Design & Reuse

Synopsys Gives Its Major EDA Offerings a Gen-AI Facelift

Synopsys recently announced expanded generative AI capabilities through offerings such as Ansys Engineering Copilot and AgentEngineer technology.

www.allaboutcircuits.com, Oct. 01, 2025 – 

Synopsys recently expanded its EDA portfolio, highlighting new capabilities in its Synopsys.ai Copilot GenAI technology and extended integration with Ansys simulation tools. The update brings enhanced automation across verification workflows, broader support for system-level analysis, and tighter links to multiphysics design environments. 

Ansys Engineering Co-Pilot Targets Efficiency and Automation

With its 2025 R2 release, Ansys is updating its tools to make simulation faster and easier to use. One of the key additions is Ansys Engineering Copilot, a built-in guide that helps engineers conduct technical research without leaving the design window. The release also brings performance gains across several engineering solvers, ranging from mechanical to electrical. Mechanical sees faster thermal simulations, while meshing handles larger and more complex electronics.

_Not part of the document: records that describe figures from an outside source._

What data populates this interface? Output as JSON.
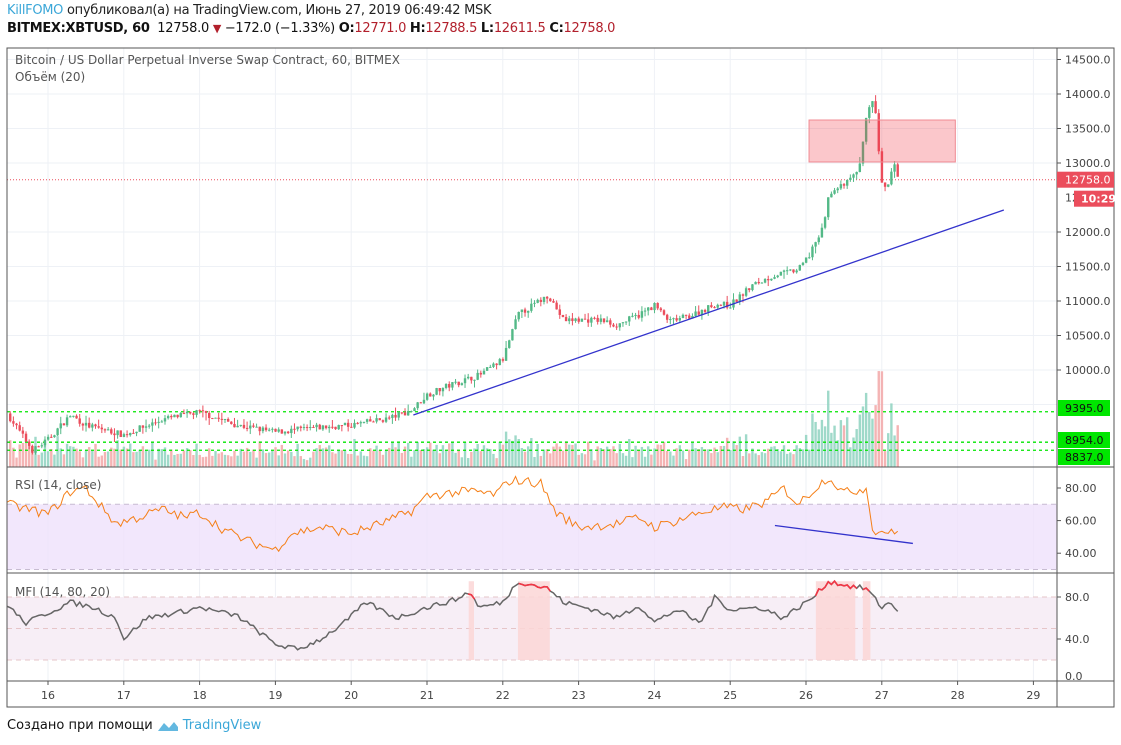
{
  "header": {
    "user": "KillFOMO",
    "published_text": "опубликовал(а) на TradingView.com, Июнь 27, 2019 06:49:42 MSK",
    "symbol": "BITMEX:XBTUSD, 60",
    "last": "12758.0",
    "change": "−172.0 (−1.33%)",
    "o_label": "O:",
    "o": "12771.0",
    "h_label": "H:",
    "h": "12788.5",
    "l_label": "L:",
    "l": "12611.5",
    "c_label": "C:",
    "c": "12758.0"
  },
  "main_pane": {
    "title": "Bitcoin / US Dollar Perpetual Inverse Swap Contract, 60, BITMEX",
    "volume_label": "Объём (20)",
    "price_ticks": [
      "14500.0",
      "14000.0",
      "13500.0",
      "13000.0",
      "12000.0",
      "11500.0",
      "11000.0",
      "10500.0",
      "10000.0"
    ],
    "price_tick_values": [
      14500,
      14000,
      13500,
      13000,
      12000,
      11500,
      11000,
      10500,
      10000
    ],
    "current_price_label": "12758.0",
    "countdown_label": "10:29",
    "levels": [
      {
        "label": "9395.0",
        "value": 9395
      },
      {
        "label": "8954.0",
        "value": 8954
      },
      {
        "label": "8837.0",
        "value": 8837
      }
    ]
  },
  "rsi_pane": {
    "title": "RSI (14, close)",
    "ticks": [
      "80.00",
      "60.00",
      "40.00"
    ],
    "tick_values": [
      80,
      60,
      40
    ]
  },
  "mfi_pane": {
    "title": "MFI (14, 80, 20)",
    "ticks": [
      "80.0",
      "40.0",
      "0.0"
    ],
    "tick_values": [
      80,
      40,
      0
    ]
  },
  "time_axis": {
    "ticks": [
      "16",
      "17",
      "18",
      "19",
      "20",
      "21",
      "22",
      "23",
      "24",
      "25",
      "26",
      "27",
      "28",
      "29"
    ],
    "tick_values": [
      16,
      17,
      18,
      19,
      20,
      21,
      22,
      23,
      24,
      25,
      26,
      27,
      28,
      29
    ]
  },
  "footer": {
    "text": "Создано при помощи",
    "brand": "TradingView"
  },
  "colors": {
    "up": "#53b987",
    "down": "#eb4d5c",
    "rsi": "#f57f17",
    "mfi": "#666666",
    "level": "#00e600",
    "trend": "#3333cc"
  },
  "chart_data": {
    "type": "candlestick",
    "x_unit": "day of June 2019",
    "price_path": [
      [
        15.46,
        9370
      ],
      [
        15.8,
        8830
      ],
      [
        16.0,
        8990
      ],
      [
        16.3,
        9350
      ],
      [
        16.5,
        9200
      ],
      [
        17.0,
        9060
      ],
      [
        17.5,
        9280
      ],
      [
        18.0,
        9390
      ],
      [
        18.5,
        9200
      ],
      [
        19.0,
        9100
      ],
      [
        19.5,
        9160
      ],
      [
        20.0,
        9200
      ],
      [
        20.5,
        9300
      ],
      [
        20.8,
        9420
      ],
      [
        21.0,
        9640
      ],
      [
        21.3,
        9780
      ],
      [
        21.7,
        9930
      ],
      [
        22.0,
        10150
      ],
      [
        22.2,
        10800
      ],
      [
        22.5,
        11010
      ],
      [
        22.6,
        11090
      ],
      [
        22.8,
        10720
      ],
      [
        23.0,
        10730
      ],
      [
        23.3,
        10720
      ],
      [
        23.5,
        10650
      ],
      [
        23.8,
        10800
      ],
      [
        24.0,
        10940
      ],
      [
        24.2,
        10700
      ],
      [
        24.5,
        10800
      ],
      [
        24.8,
        10950
      ],
      [
        25.0,
        10940
      ],
      [
        25.3,
        11230
      ],
      [
        25.6,
        11380
      ],
      [
        25.9,
        11450
      ],
      [
        26.0,
        11600
      ],
      [
        26.2,
        11960
      ],
      [
        26.3,
        12540
      ],
      [
        26.5,
        12680
      ],
      [
        26.7,
        12900
      ],
      [
        26.8,
        13700
      ],
      [
        26.9,
        13910
      ],
      [
        27.0,
        12700
      ],
      [
        27.1,
        12650
      ],
      [
        27.15,
        13120
      ],
      [
        27.2,
        12800
      ],
      [
        27.25,
        12758
      ]
    ],
    "rsi": [
      [
        15.46,
        70
      ],
      [
        16.0,
        64
      ],
      [
        16.3,
        78
      ],
      [
        16.5,
        80
      ],
      [
        16.6,
        74
      ],
      [
        16.9,
        58
      ],
      [
        17.2,
        62
      ],
      [
        17.5,
        67
      ],
      [
        17.8,
        62
      ],
      [
        18.0,
        65
      ],
      [
        18.3,
        55
      ],
      [
        18.6,
        48
      ],
      [
        19.0,
        42
      ],
      [
        19.2,
        52
      ],
      [
        19.6,
        56
      ],
      [
        20.0,
        52
      ],
      [
        20.5,
        60
      ],
      [
        20.8,
        66
      ],
      [
        21.0,
        75
      ],
      [
        21.3,
        77
      ],
      [
        21.6,
        78
      ],
      [
        21.9,
        76
      ],
      [
        22.1,
        85
      ],
      [
        22.5,
        83
      ],
      [
        22.7,
        65
      ],
      [
        23.0,
        56
      ],
      [
        23.5,
        58
      ],
      [
        23.8,
        62
      ],
      [
        24.0,
        56
      ],
      [
        24.3,
        60
      ],
      [
        24.6,
        65
      ],
      [
        24.9,
        68
      ],
      [
        25.2,
        67
      ],
      [
        25.5,
        72
      ],
      [
        25.7,
        80
      ],
      [
        25.9,
        70
      ],
      [
        26.1,
        79
      ],
      [
        26.3,
        87
      ],
      [
        26.5,
        77
      ],
      [
        26.8,
        80
      ],
      [
        26.9,
        50
      ],
      [
        27.0,
        55
      ],
      [
        27.1,
        52
      ],
      [
        27.25,
        53
      ]
    ],
    "mfi": [
      [
        15.46,
        73
      ],
      [
        15.7,
        55
      ],
      [
        16.0,
        65
      ],
      [
        16.3,
        75
      ],
      [
        16.6,
        70
      ],
      [
        16.9,
        60
      ],
      [
        17.0,
        40
      ],
      [
        17.3,
        60
      ],
      [
        17.7,
        65
      ],
      [
        18.0,
        70
      ],
      [
        18.5,
        62
      ],
      [
        19.0,
        35
      ],
      [
        19.3,
        30
      ],
      [
        19.6,
        40
      ],
      [
        19.9,
        55
      ],
      [
        20.2,
        75
      ],
      [
        20.6,
        60
      ],
      [
        21.0,
        70
      ],
      [
        21.4,
        78
      ],
      [
        21.55,
        85
      ],
      [
        21.7,
        70
      ],
      [
        22.0,
        75
      ],
      [
        22.2,
        95
      ],
      [
        22.6,
        88
      ],
      [
        22.8,
        75
      ],
      [
        23.2,
        68
      ],
      [
        23.5,
        60
      ],
      [
        23.8,
        72
      ],
      [
        24.0,
        56
      ],
      [
        24.3,
        68
      ],
      [
        24.6,
        55
      ],
      [
        24.8,
        80
      ],
      [
        25.0,
        68
      ],
      [
        25.4,
        70
      ],
      [
        25.7,
        60
      ],
      [
        26.1,
        80
      ],
      [
        26.3,
        95
      ],
      [
        26.6,
        90
      ],
      [
        26.8,
        88
      ],
      [
        27.0,
        70
      ],
      [
        27.1,
        75
      ],
      [
        27.25,
        65
      ]
    ],
    "mfi_overbought_zones": [
      [
        21.55,
        21.62
      ],
      [
        22.2,
        22.62
      ],
      [
        26.13,
        26.65
      ],
      [
        26.75,
        26.85
      ]
    ],
    "rsi_bands": [
      70,
      30
    ],
    "mfi_bands": [
      80,
      50,
      20
    ],
    "current_price": 12758,
    "drawings": {
      "resistance_box": {
        "from_day": 26.04,
        "to_day": 27.97,
        "low": 13015,
        "high": 13623
      },
      "price_trendline": [
        [
          20.82,
          9348
        ],
        [
          28.61,
          12319
        ]
      ],
      "rsi_trendline": [
        [
          25.59,
          57
        ],
        [
          27.41,
          46
        ]
      ]
    }
  }
}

HFSS, Ansys' 3D high-frequency structure simulation software, improves radiation and antenna analysis for wireless systems. These updates are especially important for areas like 5G, radar, and satellites, where speed and accuracy directly affect design cycle time. Using Ansys, Synopsys is also focusing more on workflow improvements. R2 expands Python support through PyAnsys, giving users more options to script and customize their work. Synopsys also claims that its cloud computing features make it easier to run big jobs when local resources are limited.

These updates are meant to cut down on repetitive steps and free up time for higher-value engineering tasks. Synopsys says the goal is to bring simulation results earlier into chip design and post-silicon validation, enabling teams to catch potential issues before they grow into bigger problems later in the flow.

 AgentEngineer Provides Agents for Verification and Design Tasks

Synopsys is also expanding its AI roadmap with AgentEngineer, a framework designed to bring agent-based automation into chip development. Rather than focusing on isolated tools, AgentEngineer aims to provide coordinated digital “agents” that assist engineers across design, verification, and implementation tasks. Synopsys outlined a lengthy roadmap for agentic AI, from basic task automation toward higher levels of autonomy where multiple agents can optimize flows.

Early demonstrations, such as those shown at DAC 2025 in partnership with Microsoft, highlighted how AgentEngineer could accelerate routine steps like testbench creation and design analysis while keeping engineers in control of final decisions. By positioning AgentEngineer as a layer on top of its existing Synopsys.ai portfolio, the company may be signaling its long-term goal to shift AI from experimental to core design infrastructure. Synopsys says AgentEngineer can help customers reduce iteration cycles and receive faster feedback across the flow.

The technology can automate setup, documentation, and data handoffs to cut down on engineering overhead while improving consistency between tools. The company also notes that teams working on advanced process nodes or multi-die systems may gain earlier visibility into design bottlenecks, helping them address timing, power, or verification issues before they escalate. In the long run, Synopsys positions AgentEngineer as a way to scale engineering productivity without scaling team size, an increasingly important goal as designs grow larger and schedules grow tighter.